Bref, je ne regarde plus la télé.
Sauf que la télé est toujours présente dans les autres foyers... en l’occurrence chez ma téta. Et quelle fut ma surprise quand, lors d’une visite chez elle la semaine dernière, je la vois en train d’éplucher des grenadines, devant une télé où, comme d’habitude, les invités « aboyaient » les uns sur les autres.
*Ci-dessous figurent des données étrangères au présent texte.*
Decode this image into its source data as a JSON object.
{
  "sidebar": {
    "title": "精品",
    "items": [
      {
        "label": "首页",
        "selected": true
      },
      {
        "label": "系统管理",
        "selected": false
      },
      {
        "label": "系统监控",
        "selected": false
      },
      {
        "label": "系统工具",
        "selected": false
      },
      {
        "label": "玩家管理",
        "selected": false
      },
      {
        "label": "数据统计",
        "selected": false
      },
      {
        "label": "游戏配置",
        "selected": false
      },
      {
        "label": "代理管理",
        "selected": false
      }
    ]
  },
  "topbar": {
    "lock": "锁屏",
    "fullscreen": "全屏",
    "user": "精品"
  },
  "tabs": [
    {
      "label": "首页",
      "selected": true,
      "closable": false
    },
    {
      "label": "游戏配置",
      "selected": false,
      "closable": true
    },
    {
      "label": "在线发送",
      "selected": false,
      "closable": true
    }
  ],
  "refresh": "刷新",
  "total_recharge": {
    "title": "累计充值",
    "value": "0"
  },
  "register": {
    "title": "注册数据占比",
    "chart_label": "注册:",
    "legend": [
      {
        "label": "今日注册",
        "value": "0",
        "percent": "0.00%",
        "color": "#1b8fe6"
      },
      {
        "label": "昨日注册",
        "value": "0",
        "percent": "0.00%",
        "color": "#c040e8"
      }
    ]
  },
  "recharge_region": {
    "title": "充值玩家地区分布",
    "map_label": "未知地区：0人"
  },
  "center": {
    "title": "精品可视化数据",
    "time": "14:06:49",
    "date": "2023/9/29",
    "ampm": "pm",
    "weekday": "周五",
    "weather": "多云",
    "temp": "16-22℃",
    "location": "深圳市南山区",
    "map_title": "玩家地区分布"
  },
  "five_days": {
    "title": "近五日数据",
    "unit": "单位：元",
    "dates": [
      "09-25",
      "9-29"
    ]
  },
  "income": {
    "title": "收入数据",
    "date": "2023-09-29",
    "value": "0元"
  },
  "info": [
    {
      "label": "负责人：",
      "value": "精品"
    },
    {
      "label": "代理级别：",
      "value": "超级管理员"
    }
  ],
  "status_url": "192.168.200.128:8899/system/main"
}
J’aurais probablement fait fi de ce programme si je n’avais pas été interpellée par le décor du plateau.
Il s’agissait de la nouvelle émission Mou7ami el-chaytan (L’avocat du diable).
Personnellement, je n’ai aucune affiliation politique (il faut toujours clarifier cela au Liban), et ce n’est pas parce que c’est la OTV qui réalise ce programme que j’écris, ça aurait pu être n’importe quelle autre chaîne locale.
J’écris aujourd’hui pour dire que ce n’est pas permis de planter de tels décors où chaque invité (qui est sûrement différent des autres) est mis derrière des barricades (« metress » en arabe est plus significatif) en attendant que l’avocat du diable (Ziad Noujeim) leur donne le OK pour s’attaquer mutuellement.
Ce n’est pas permis parce que les médias ont un rôle énorme à jouer dans la pacification du pays alors que tout ce qu’ils font, c’est attiser les violences.
Ce n’est pas permis parce que notre malheur dans ce pays, c’est ce système confessionnel, et qu’en faisant de tels programmes, on ne fait que mettre en avant que chacun de nous (membre d’un parti ou d’une communauté) est différent de l’autre, et que l’entente avec autrui relèverait d’un miracle.
Ce n’est pas permis parce que même si ce programme a pour but de mieux comprendre la guerre libanaise, ce n’est pas en rouvrant des plaies du passé qu’on opère une réconciliation.
Ce n’est pas permis parce que ce n’est pas ainsi qu’on écrit une histoire commune, et surtout pas comme ça, en deux heures de talk-show. Pourquoi le ministère de l’Éducation nationale ne travaille-il pas plutôt sur un projet de livre de l’histoire libanaise après 1943 ?
Ce n’est pas permis parce que cette psychologie inverse ne fonctionne pas : montrer des barricades ne décourage pas à récidiver, il y a même certaines personnes qui ont la nostalgie de la guerre...
Ce n’est pas permis parce qu’il y a plein de personnes bien intentionnées qui travaillent en silence et sur le long terme pour la réconciliation et l’établissement de liens entre les communautés (Offre-Joie, Adyan, Umam...) et que les médias viennent tout chambouler en deux heures de programme.
Ce n’est pas permis que des films indépendants, libanais ou autres, soient censurés par la Sûreté générale (cf.
http ://www.censorshiplebanon.org/Listing), et qu’au quotidien nous n’ayons droit qu’à des images de pneus brûlés, attentats et autres bêtises de notre scène politique et « artistique » locale.
Ce n’est pas permis parce que nous sommes responsables, et en premier lieu les médias, de ce qui advient au pays.
Et comme, malheureusement, nous sommes très loin d’un media monitoring, soit il est temps que nous bougions pour faire bouger les choses (et demander à nos médias de ne plus nous manipuler), soit le mieux serait de ne rester abonné qu’au câble. Soit alors vous avez des propositions, auquel cas je serais ravie d’en prendre connaisance.